2010
Wir alle tragen Schuhe
August 2010


Wir alle tragen Schuhe

„Der Herr, Gott, gibt dem Verständnis Licht; denn er spricht zu den Menschen gemäß ihrer Sprache zu ihrem Verständnis.“ (2 Nephi 31:3)

Die Kinder in Ryans neuer Nachbarschaft kamen aus aller Welt: aus Australien, Kanada, Ägypten, England, Indien, Kuwait, Mexiko, Saudi-Arabien, Schottland, den Vereinigten Staaten und Vietnam.

Ryan fand es beeindruckend, Menschen aus so vielen Ländern zu begegnen, aber er bemerkte, dass die Kinder im Park oft nur mit den Kindern spielten, die die gleiche Sprache sprachen. Ryan verstand nicht, warum nicht alle zusammen spielen wollten, ganz unabhängig von ihrer Herkunft oder Sprache. Manchmal waren Kinder aus dem einen Land gemein zu den Kindern aus einem anderen Land. Das machte Ryan traurig.

Ryan fragte sich, was er tun konnte, aber es fiel ihm nicht gleich etwas ein. Er konnte nicht einfach allen sagen, sie sollten doch Freunde sein. Sie würden ihn ja wegen der verschiedenen Sprachen gar nicht verstehen.

Einmal ging Ryan mit seiner Familie spazieren. Ein paar der Jungen, die gemein gewesen waren, waren draußen. Einer hielt einen Fußball in der Hand. Ryan spielte gern Fußball. Er nahm seinen ganzen Mut zusammen und ging auf die Jungen zu. Er konnte ein paar Worte in ihrer Sprache sagen, und sie ein paar Worte in seiner. Ryan und die Jungen mussten lachen, als jeder die ihm fremde Sprache ausprobierte. Dann zeigte Ryan auf den Fußball. „Wollt ihr mit mir Fußball spielen?“, fragte er ganz langsam, in der Hoffnung, dass sie ihn verstanden. Er lächelte besonders freundlich.

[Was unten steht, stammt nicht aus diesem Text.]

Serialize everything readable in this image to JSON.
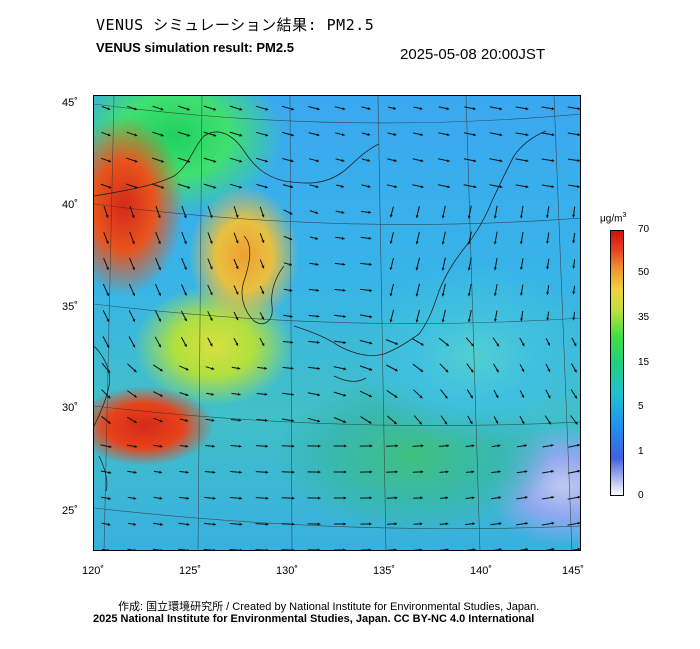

Die Jungen sahen ihn an, dann sahen sie einander an. Sie berieten sich kurz, aber Ryan verstand nicht, was sie sagten. Dann sahen sie wieder Ryan an und nickten. Ryan grinste, und sie rannten zum nahegelegenen Park. Ryan winkte seinen englischsprachigen Freunden zu, die, zuerst etwas scheu, herüberkamen. Ein Junge legte den Ball auf den Boden, dann begann das Spiel.

Einige Zeit später rannte Ryan kurz nach Hause, um einen Schluck Wasser zu trinken.

„Wie läuft’s da draußen?“, fragte Mama.

„Super!“, sagte Ryan. „Wir alle tragen Schuhe, Mama.“

„Schuhe?“, fragte Mama.

„Ja. Wir sind alle anders, aber wir alle tragen ein Paar Schuhe – und mehr braucht man nicht zum Fußballspielen.“

„Gut erkannt“, meinte Mama. „Ihr seid alle Kinder des Vaters im Himmel, und ihr habt mehr gemeinsam, als ihr glaubt.“

Ryan winkte, als er aus der Tür lief, um wieder mit seinen neuen Freunden zu spielen.

Von da an gingen die Kinder in der Nachbarschaft jeden Donnerstag in den Park, um gemeinsam Fußball zu spielen. Es kam nicht darauf an, welche Sprache sie sprachen oder woher sie kamen – sie alle trugen Schuhe, und das war genug.